Perte d’exploitation : La Cour de cassation tranche en faveur d’Axa

Written By Sara Rosso

Rédactrice passionnée depuis plus de de 15 ans. Sara vous trouve les dernières infos

Plusieurs restaurateurs ont porté plainte contre la compagnie d’assurances lorsqu’elle a refusé de payer ses adhérents pendant le confinement, en 2020.

Près de trois ans après le début de la pandémie de Covid-19, l’assureur Axa a vu la Cour de cassation confirmer le refus de payer la perte de performance subie par les restaurateurs lors de la fermeture du système, tout en dépensant 300 millions d’euros pour régler pacifiquement les litiges . Dans des arrêts rapportés par l’Agence France-Presse, la Cour a annulé quatre arrêts de la cour d’appel d’Aix-en-Provence, dont trois du 20 mai 2021, en faveur des sociétés Alpilles Events dont le siège social est Mouriès, La Bonne Franquette (Martigues), et Beraha (Marseille), avec des conflits entre eux et Axa. Il a également critiqué la décision du 25 mars 2021, en faveur de la société marseillaise Le Phoenix.

La Cour de cassation a renvoyé l’affaire devant la cour d’appel d’Aix « autrement conçue », qui devra à nouveau statuer. « Il y aura un nouveau débat devant le juge qui parle et il peut être d’accord ou pas : il a la liberté de reconnaissance », a déclaré à l’AFP Didier Le Prado, qui a défendu les quatre. « Il est clair que la décision rejoint Axa, mais le débat n’est pas clos, car c’est une décision liée à la question », a-t-il conclu. Contactés par l’AFP, les centres Beraha et À La Bonne Franquette n’ont pas souhaité agir dans l’immédiat.

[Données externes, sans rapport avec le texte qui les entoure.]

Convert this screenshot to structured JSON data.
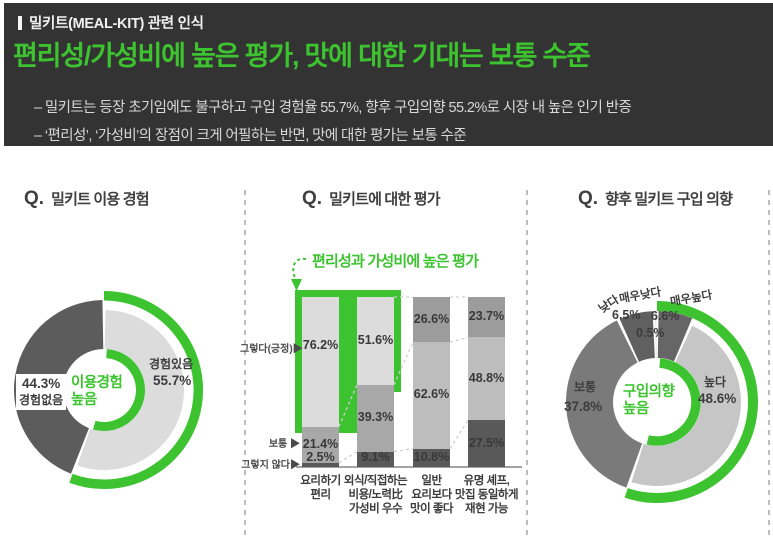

Jeudi 1er décembre, la plus haute juridiction de France a jugé que la clause d’exclusion prévoyait le contrat d’assurance « multirisques professionnels » souscrit par ces sociétés de fourniture, dont Axa qui dépendait d’elle pour couvrir leurs frais de fonctionnement. commandé en raison de la pandémie de Covid-19.

À Lire  Trottinette électrique, gyroroue : faut-il être assuré ?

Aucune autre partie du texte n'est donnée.